Protecting Personal Data in Serverless Cloud

Home / Blog / Protecting Personal Data in Serverless Cloud
Fingerprint scanner

Introduction

In our previous blog post, we learned about Personally Identifiable Information (PII), and the additional regulatory requirements that it carries. We covered three common requirements of PII regulation:

  1. Tracking Access; which talks about being able to audit who is accessing sensitive data, when they access it and where they access it.
  2. Protecting Data; which talks about how we secure data in transit and in storage.
  3. Retaining Data; which addresses managing data life cycles i.e. how long data should be kept for.

In this second instalment of our series, we will look at how Serverless technologies can assist to easily and confidently address these three common regulatory requirements.

Tracking Access

To answer how we address this requirement in the cloud, we will look at the Principle of Least Privilege, a common security strategy and one of the most powerful tools in Serverless security. Then, we will look at some of the logging and monitoring capabilities in the cloud and how we can expand on those to be more proactive.

Access Control Following the Principle of Least Privilege

We defined the principle of least privilege, or PoLP, in the previous blog post; it is a common security strategy that is not unique to Serverless, but is considerably more powerful in this architecture.

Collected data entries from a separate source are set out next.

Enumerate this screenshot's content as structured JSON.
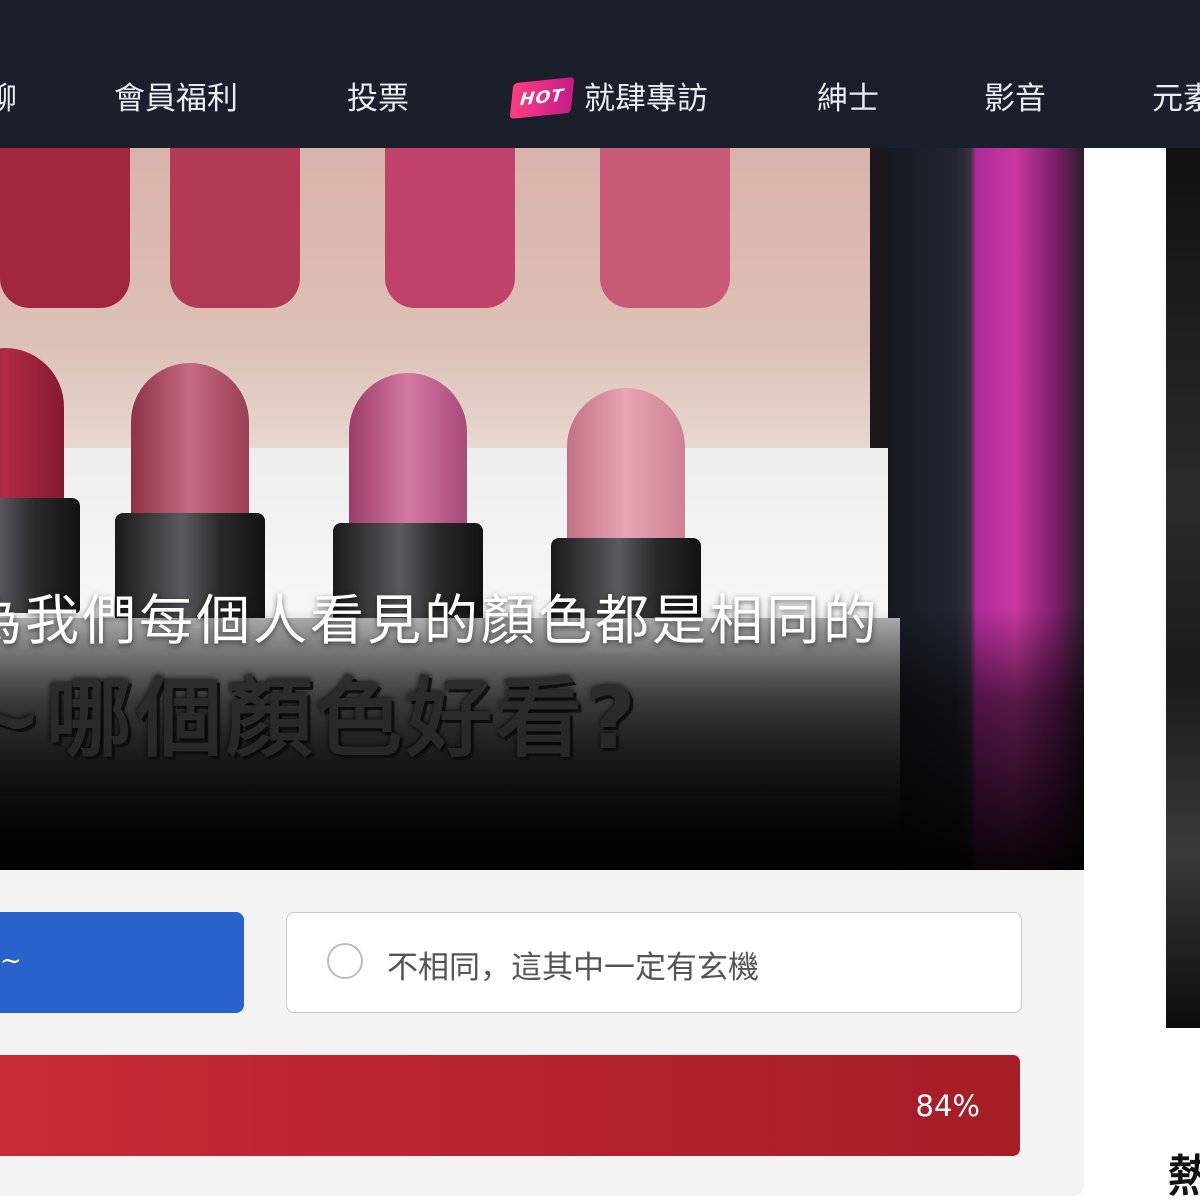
{
  "nav": {
    "items": [
      "聊",
      "會員福利",
      "投票",
      "就肆專訪",
      "紳士",
      "影音",
      "元素"
    ],
    "hot_badge": "HOT"
  },
  "hero": {
    "title": "為我們每個人看見的顏色都是相同的",
    "image_caption": "~哪個顏色好看?"
  },
  "poll": {
    "selected_option": "~",
    "other_option": "不相同，這其中一定有玄機",
    "result_percent": "84%",
    "result_value": 0.84
  },
  "sidebar": {
    "heading": "熱"
  },
  "colors": {
    "nav_bg": "#1a1f2b",
    "selected_blue": "#2a62cc",
    "result_red": "#b5222c",
    "card_bg": "#f3f3f4",
    "hot_pink": "#ff3e7f"
  }
}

With a server-based approach to PoLP, the entire application, and indeed the entire server, will have access to everything that each function in the application needs access to, such as databases and shared storage. If any part of the application needs it, then full read-write access to the entire database or storage facility will be included. It’s not possible to provide more specific access to just a part of a traditional (monolithic) server application. This makes it much harder to track all access to data because it can come from anywhere in the application. In the event of a breach, it can also be quite difficult to determine where exactly the breach occurred.

With a Serverless approach to PoLP, each microservice has its own set of permissions, unique to its needs and distinct from other microservices. For example, a single microservice can have exclusive access to a sensitive database. All other microservices, applications and even developers would need to go through this microservice to access the sensitive data. This gives you one location in a large application to monitor and validate requests to ensure they are authorised and auditable.

Serverless permissions can be even more fine-grained, limiting access to only specific types of requests or actions, or even limiting a particular user to specific attributes or rows of data. For example, we can have an access role on a microservice that permits a website registration form to add a single new record per request and nothing else. This makes sense because a registration form would only need to create new registration entries; they should not need to edit an entry nor request past entries. Similarly, we can have a rule that an ‘edit profile’ page can only retrieve a single record at a time and can only update the record that it retrieved. An ‘edit profile’ page should not need to retrieve an entire list of user profiles, for example. If the ‘edit profile’ page is compromised, they would not be able to extract all of your personal data records because this page simply does not have that access.

Figure 1: Principle of least privilege

So, you can see how PoLP can give us very powerful capabilities in terms of managing access and a single ‘gateway’ where we can monitor access to sensitive data.

Logging and Monitoring

Next, let’s look at some AWS services that can help store the monitoring logs we might collect in our ‘exclusive access’ microservice.

Amazon CloudTrail is a service of Amazon Web Services (AWS) that enables “governance, compliance, operational auditing, and risk auditing” of an AWS account. CloudTrail is valuable for security since it enables logging, monitoring, and retention of account activity across the AWS infrastructure. To be clear, it logs all requests to AWS APIs, not to your application APIs. This is still important for security as it will tell us if any developer accounts have been compromised, and it includes logs of requests made to fully managed databases such as DynamoDB.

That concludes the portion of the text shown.